' The Navy Yesterday and Today. The Navy before the Great War (A)
In War '
Admiral Sir HERBERT W. RICHMOND,
K.C.B.
THREE sections of this series were broadcast in the autumn. (1) The Civil Service ; (2) Local Government; (3) Voluntary Social Service. The Navy now comes under review, and will be the subject of four broadcasts commencing this evening and ending with a discussion on Naval Disarmament on January 31. It is apparent that the Navy is one of the great problems of our time. Before the coming of aeroplanes its need was unchallenged as a machine of defence and security, and as a means of ensuring the import of food to an island that must starve without it. But is the Navy now an obsolete tool to be replaced by one more modern ? Will aeroplanes alone, or aeroplanes plus submarines and destroyers, replace the fighting ships of all sorts and sizes that make up the navy today ? Or will history repeat itself as it has a way of doing, and the battleship assert itself again.
To understand the function of the object to be examined is an essential preliminary to an examination, and, with this in view, the opening broadcast this evening is to deal with the Navy before 1914 in war, as a preliminary to the talk next Wednesday on the Navy before 1914 in peace.

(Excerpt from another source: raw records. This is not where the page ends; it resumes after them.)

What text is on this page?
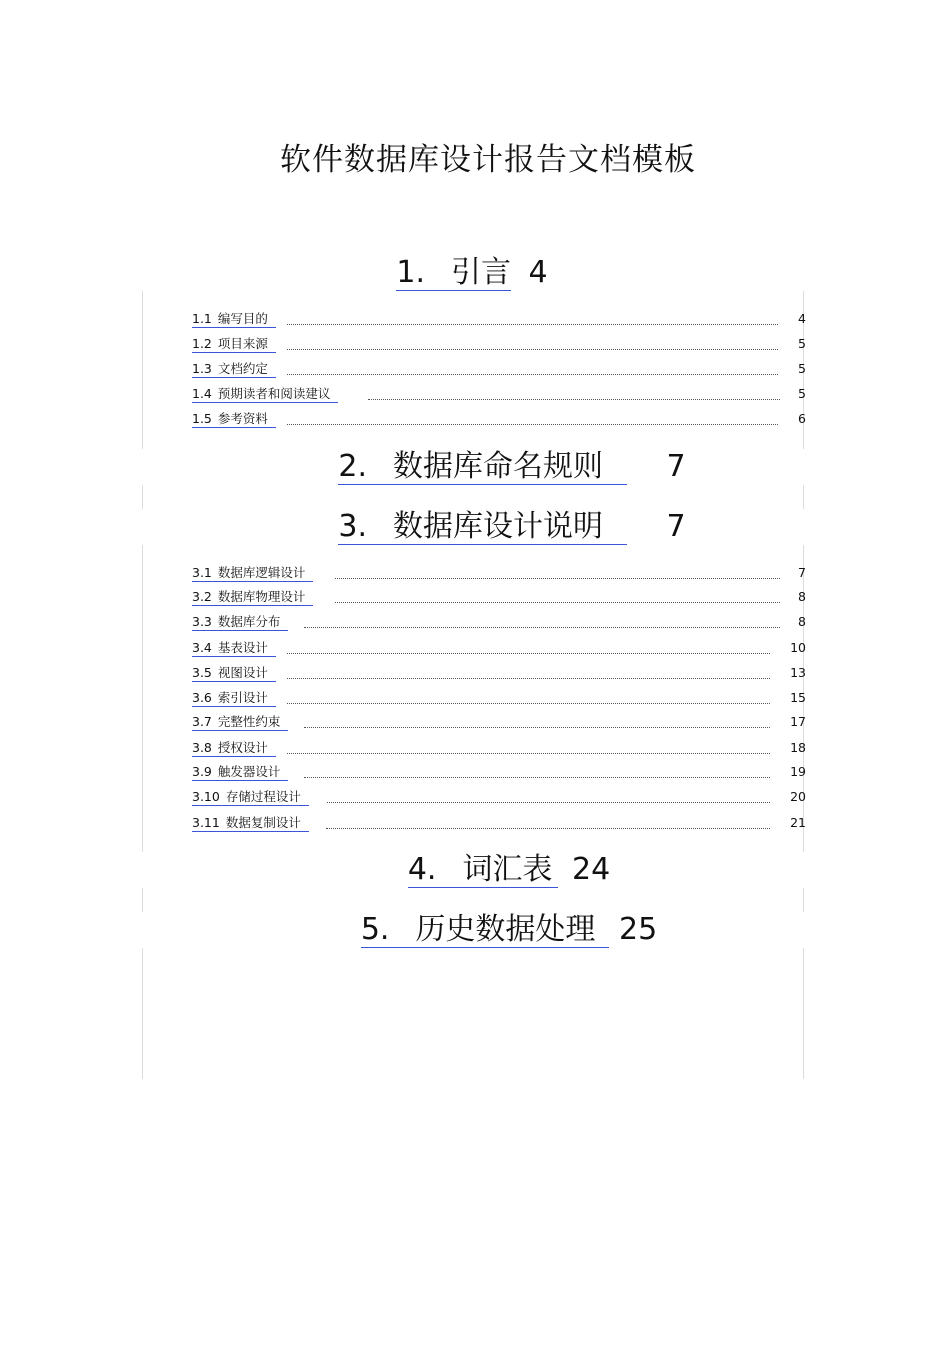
软件数据库设计报告文档模板
1. 引言 4
1.1 编写目的	4
1.2 项目来源	5
1.3 文档约定	5
1.4 预期读者和阅读建议	5
1.5 参考资料	6
2. 数据库命名规则 7
3. 数据库设计说明 7
3.1 数据库逻辑设计	7
3.2 数据库物理设计	8
3.3 数据库分布	8
3.4 基表设计	10
3.5 视图设计	13
3.6 索引设计	15
3.7 完整性约束	17
3.8 授权设计	18
3.9 触发器设计	19
3.10 存储过程设计	20
3.11 数据复制设计	21
4. 词汇表 24
5. 历史数据处理 25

Admiral Sir Herbert W. Richmond 's opening broadcast this evening will deal with the imperative importance British Governments attached to a strong naval force during the great European wars in the eighteenth century. Its purposes were many; the observance of Treaty obligations ; our own security ; protection of our Colonies ; the preservation, if possible, of peace.
Listeners should read one or more of the Admiral's works before these talks begin : ' Naval Warfare ' and ' Economics and Naval Security ' (Benn) ; 'Naval Defence and Capture at Sea in War ' (Hutchinson).